Great job updating the dependency!

---

76-76: Ensure Accurate Trigger for Secure Image Build
The condition if: ${{ startsWith(github.ref, 'refs/tags/') && needs.build_info.outputs.version_build != '0' }} enforces that the secure image build runs only for tagged builds with a non-zero build version. Please verify that this logic fully captures the intended release criteria and that version_build is always set correctly by the version extraction step.

---

81-88: Secure Handling of Vault Secrets
The step that reads secrets using rancher-eio/read-vault-secrets@main appears well integrated. Just ensure that the secrets are never echoed or printed to the logs later in the process, maintaining their confidentiality as required by the PR's security objectives.

---

28-34: 🛠️ Refactor suggestion

⚠️ Potential issue

Secure and Robust Version Extraction
The current version extraction using a simple sed substitution may fail when processing the full ref (e.g. "refs/tags/v1.2.3"). Moreover, there is no explicit validation of the expected tag format, which could lead to unintended behavior if an unexpected ref is encountered.
Consider validating the ref format and then extracting the version using parameter expansion. For example:

-          ref=${{ github.ref }}
-          if [[ "$ref" =~ 'refs/tags/' ]]; then
-            version=$(sed -E 's/^v([0-9.]*)$/\1' <<<$ref )
-            version_major=$(cut -d. -f1 <<<$version)
-            version_minor=$(cut -d. -f2 <<<$version)
-            version_build=$(cut -d. -f3 <<<$version)
-            image_tag="$version"
+          ref=${{ github.ref }}
+          if [[ "$ref" =~ ^refs/tags/v[0-9]+\.[0-9]+\.[0-9]+$ ]]; then
+            version=${ref#refs/tags/v}
+            version_major=$(cut -d. -f1 <<<"$version")
+            version_minor=$(cut -d. -f2 <<<"$version")
+            version_build=$(cut -d. -f3 <<<"$version")
+            image_tag="$version"
+          elif [[ "$ref" =~ ^refs/heads/ ]]; then
+            image_tag=${{ env.branch }}-head
+          else
+            echo "Unrecognized ref format: $ref" >&2
+            exit 1
          fi

This change both validates the input and simplifies the extraction.

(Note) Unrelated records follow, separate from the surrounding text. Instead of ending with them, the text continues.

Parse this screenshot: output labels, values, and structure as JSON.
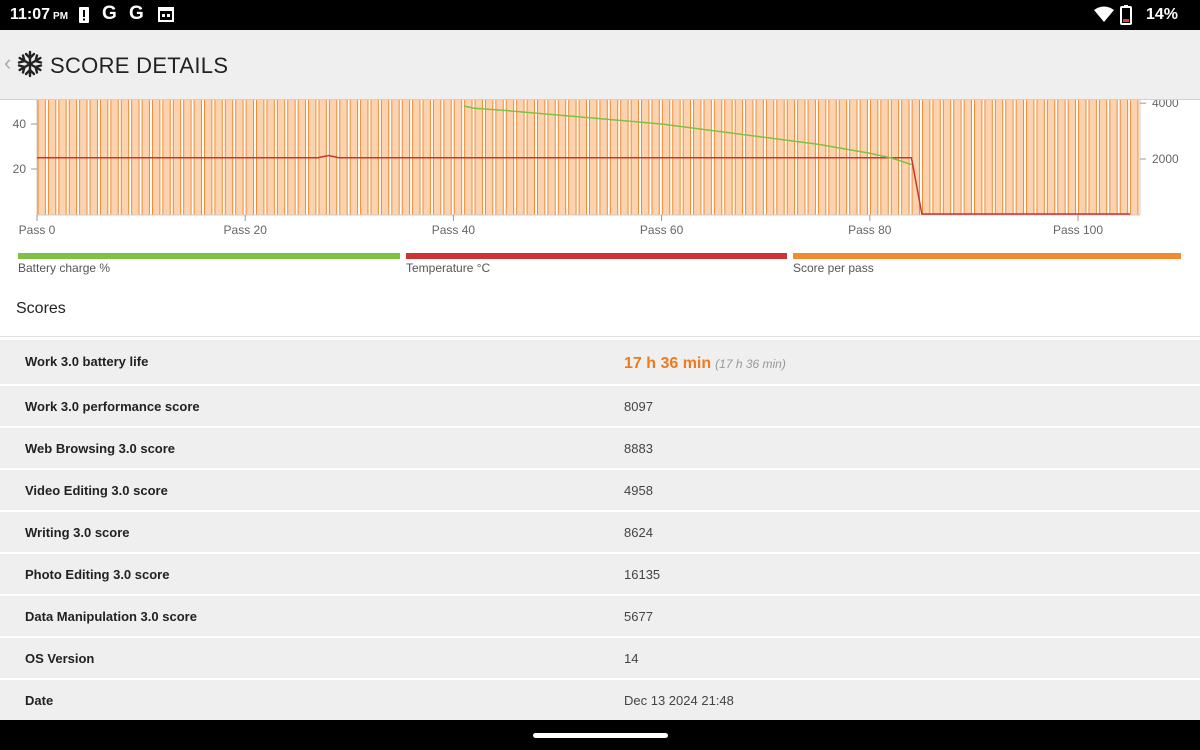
{
  "status_bar": {
    "time": "11:07",
    "ampm": "PM",
    "battery": "14%",
    "icons": [
      "alert-icon",
      "google-icon",
      "google-icon",
      "calendar-icon",
      "wifi-icon",
      "battery-icon"
    ]
  },
  "app_bar": {
    "title": "SCORE DETAILS",
    "back_icon": "chevron-left-icon",
    "logo_icon": "snowflake-icon"
  },
  "chart_data": {
    "type": "bar",
    "x_tick_labels": [
      "Pass 0",
      "Pass 20",
      "Pass 40",
      "Pass 60",
      "Pass 80",
      "Pass 100"
    ],
    "y_left_tick_labels": [
      "40",
      "20"
    ],
    "y_right_tick_labels": [
      "4000",
      "2000"
    ],
    "grid": true,
    "legend_position": "bottom",
    "bar_count": 106,
    "series": [
      {
        "name": "Battery charge %",
        "type": "line",
        "color": "#7dc242",
        "x": [
          41,
          42,
          45,
          50,
          55,
          60,
          65,
          70,
          75,
          80,
          82,
          84
        ],
        "values": [
          48,
          47,
          46,
          44,
          42,
          40,
          37,
          34,
          31,
          27,
          25,
          22
        ]
      },
      {
        "name": "Temperature °C",
        "type": "line",
        "color": "#cc3333",
        "x": [
          0,
          27,
          28,
          29,
          30,
          84,
          85,
          86,
          105
        ],
        "values": [
          25,
          25,
          26,
          25,
          25,
          25,
          0,
          0,
          0
        ]
      },
      {
        "name": "Score per pass",
        "type": "bar",
        "color": "#f28a30",
        "x_range": [
          0,
          105
        ],
        "value": 5000
      }
    ]
  },
  "legend": [
    {
      "label": "Battery charge %",
      "color": "#7dc242"
    },
    {
      "label": "Temperature °C",
      "color": "#cc3333"
    },
    {
      "label": "Score per pass",
      "color": "#f28a30"
    }
  ],
  "scores": {
    "title": "Scores",
    "rows": [
      {
        "label": "Work 3.0 battery life",
        "value": "17 h 36 min",
        "sub": "(17 h 36 min)"
      },
      {
        "label": "Work 3.0 performance score",
        "value": "8097"
      },
      {
        "label": "Web Browsing 3.0 score",
        "value": "8883"
      },
      {
        "label": "Video Editing 3.0 score",
        "value": "4958"
      },
      {
        "label": "Writing 3.0 score",
        "value": "8624"
      },
      {
        "label": "Photo Editing 3.0 score",
        "value": "16135"
      },
      {
        "label": "Data Manipulation 3.0 score",
        "value": "5677"
      },
      {
        "label": "OS Version",
        "value": "14"
      },
      {
        "label": "Date",
        "value": "Dec 13 2024 21:48"
      }
    ]
  }
}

Likely invalid or redundant comment.

[houhoucoop]

Cam we allow engineers to use make IS_SECURE=true run to test the production build locally?

[COLDTURNIP]

We still provide build target for local development, and the flag can be passed through envvar, e.g.:

export IS_SECURE=true
make build

[houhoucoop]

Tested that we can retrieve IS_SECURE from the environment and use it in the codebase.